Spacecraft Technology and Design 7.5 credits

About the course

The course comprises two parts: a theoretical module of 1.5 credits and a practical module of 6 credits. The course starts with reviewing the basics of orbital mechanics (2-body problem, relative motion, conservation of energy and momentum, and Kepler's laws) and continues with an introduction to orbital mechanics for artificial satellites (e.g., sun synchronous, geostationary, and Molniya orbits). Advanced concepts in spacecraft orbit including transfer orbit, gravity assist, and aerobraking are explained, and real examples are shown and discussed. Main concepts of spacecraft attitude, i.e. the orientation in relation to a horizontal plane, (rotation, reference frame and inertial frame, local vertical and local horizontal, and transformation strategy) are explained and an introduction through different spacecraft systems and subsystems (mechanics and structure, electronics and power supply, telecommunication, thermal control, propulsion, data handling, attitude control, sensors and scientific payloads) are provided. Various launch vehicles and landing strategies are explained, and the theoretical module ends with an explanation of various environments that a spacecraft may face during its journey to a target as well as the environment at the target.

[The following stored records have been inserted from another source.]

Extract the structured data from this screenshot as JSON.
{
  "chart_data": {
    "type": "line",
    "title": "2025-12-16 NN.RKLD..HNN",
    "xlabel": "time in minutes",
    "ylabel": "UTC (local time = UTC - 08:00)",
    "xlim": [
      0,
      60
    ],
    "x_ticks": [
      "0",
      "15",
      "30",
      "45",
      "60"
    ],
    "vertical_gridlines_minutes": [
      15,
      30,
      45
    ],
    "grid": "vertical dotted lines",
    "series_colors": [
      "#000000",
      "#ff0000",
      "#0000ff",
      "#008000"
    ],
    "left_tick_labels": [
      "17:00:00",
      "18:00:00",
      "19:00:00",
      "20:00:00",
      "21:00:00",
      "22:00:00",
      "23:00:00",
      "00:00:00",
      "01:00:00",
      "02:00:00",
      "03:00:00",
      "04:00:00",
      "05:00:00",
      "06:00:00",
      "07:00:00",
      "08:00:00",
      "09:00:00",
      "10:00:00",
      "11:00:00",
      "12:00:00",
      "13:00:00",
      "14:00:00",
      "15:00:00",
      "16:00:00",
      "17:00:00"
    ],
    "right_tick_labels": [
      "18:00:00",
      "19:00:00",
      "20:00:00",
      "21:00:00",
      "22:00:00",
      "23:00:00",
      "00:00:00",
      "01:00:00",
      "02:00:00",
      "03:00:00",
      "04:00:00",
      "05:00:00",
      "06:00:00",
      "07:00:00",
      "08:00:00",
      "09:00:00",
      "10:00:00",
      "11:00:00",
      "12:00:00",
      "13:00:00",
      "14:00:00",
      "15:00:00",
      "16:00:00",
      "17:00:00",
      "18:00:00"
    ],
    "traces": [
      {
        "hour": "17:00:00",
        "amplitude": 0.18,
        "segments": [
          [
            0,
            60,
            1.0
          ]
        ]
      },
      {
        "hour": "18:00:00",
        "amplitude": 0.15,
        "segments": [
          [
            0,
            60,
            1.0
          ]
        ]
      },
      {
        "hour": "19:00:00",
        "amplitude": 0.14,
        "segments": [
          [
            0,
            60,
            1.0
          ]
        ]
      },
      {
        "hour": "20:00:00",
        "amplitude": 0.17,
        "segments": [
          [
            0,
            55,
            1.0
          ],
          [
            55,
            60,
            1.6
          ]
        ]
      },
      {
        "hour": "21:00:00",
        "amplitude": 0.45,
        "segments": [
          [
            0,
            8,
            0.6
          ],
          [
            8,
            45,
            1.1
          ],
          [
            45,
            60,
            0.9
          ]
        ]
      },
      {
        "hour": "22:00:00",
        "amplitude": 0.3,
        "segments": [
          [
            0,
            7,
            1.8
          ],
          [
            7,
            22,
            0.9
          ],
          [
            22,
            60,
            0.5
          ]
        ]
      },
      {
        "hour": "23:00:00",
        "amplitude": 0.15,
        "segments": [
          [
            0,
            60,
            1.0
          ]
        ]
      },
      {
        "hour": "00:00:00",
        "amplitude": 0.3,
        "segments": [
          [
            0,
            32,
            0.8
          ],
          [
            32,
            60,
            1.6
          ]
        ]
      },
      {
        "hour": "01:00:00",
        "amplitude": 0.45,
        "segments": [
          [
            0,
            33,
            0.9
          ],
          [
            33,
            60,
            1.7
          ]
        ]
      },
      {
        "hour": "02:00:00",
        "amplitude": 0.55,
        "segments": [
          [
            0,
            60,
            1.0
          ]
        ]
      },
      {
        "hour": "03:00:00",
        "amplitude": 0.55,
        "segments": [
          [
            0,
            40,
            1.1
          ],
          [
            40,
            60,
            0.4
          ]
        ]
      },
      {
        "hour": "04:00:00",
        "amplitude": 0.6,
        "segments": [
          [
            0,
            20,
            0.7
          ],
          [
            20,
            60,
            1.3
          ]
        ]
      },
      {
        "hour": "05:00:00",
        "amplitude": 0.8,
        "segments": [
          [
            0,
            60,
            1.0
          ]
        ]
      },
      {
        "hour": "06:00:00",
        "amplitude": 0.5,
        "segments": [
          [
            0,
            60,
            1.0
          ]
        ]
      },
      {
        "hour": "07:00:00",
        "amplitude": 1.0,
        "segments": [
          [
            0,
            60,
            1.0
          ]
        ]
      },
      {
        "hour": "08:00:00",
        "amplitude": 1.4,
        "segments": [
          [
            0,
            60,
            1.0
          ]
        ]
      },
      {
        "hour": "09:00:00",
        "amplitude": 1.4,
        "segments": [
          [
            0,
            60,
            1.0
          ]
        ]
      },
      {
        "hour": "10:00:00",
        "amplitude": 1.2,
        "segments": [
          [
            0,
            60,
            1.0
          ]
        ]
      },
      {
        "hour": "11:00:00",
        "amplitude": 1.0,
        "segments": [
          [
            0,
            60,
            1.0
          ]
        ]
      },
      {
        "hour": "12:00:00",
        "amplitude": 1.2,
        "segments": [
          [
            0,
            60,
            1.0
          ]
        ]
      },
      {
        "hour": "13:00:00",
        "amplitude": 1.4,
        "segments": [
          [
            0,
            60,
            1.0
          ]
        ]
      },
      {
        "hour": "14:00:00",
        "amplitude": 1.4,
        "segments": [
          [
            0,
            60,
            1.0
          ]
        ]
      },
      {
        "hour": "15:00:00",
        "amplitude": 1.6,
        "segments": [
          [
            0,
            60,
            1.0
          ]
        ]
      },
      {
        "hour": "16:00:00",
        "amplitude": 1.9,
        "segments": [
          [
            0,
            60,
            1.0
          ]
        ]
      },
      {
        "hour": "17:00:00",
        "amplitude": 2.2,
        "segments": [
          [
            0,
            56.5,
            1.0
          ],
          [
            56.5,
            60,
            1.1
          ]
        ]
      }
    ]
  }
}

In parallel to the theoretical session, a practical training will be conducted to develop specific skills including electronics, programming, and structural design required for designing and building a mini-satellite (CanSat). The practical module starts with an introduction to logic circuits and digital systems and continues with an in-depth explanation on computer architecture, automated and semi-automated control systems, and hardware programming. A review to C++ and/or Python programming is given. Different parts of CanSat are introduced and different project work units are explained. The students are then divided into groups and each group is expected to design and build their own CanSat and ground station, which need to be tested and pass intensive reviews including preliminary design review (PDR) and critical design review (CDR). During the launch campaign, CanSats and ground stations will be tested under real conditions.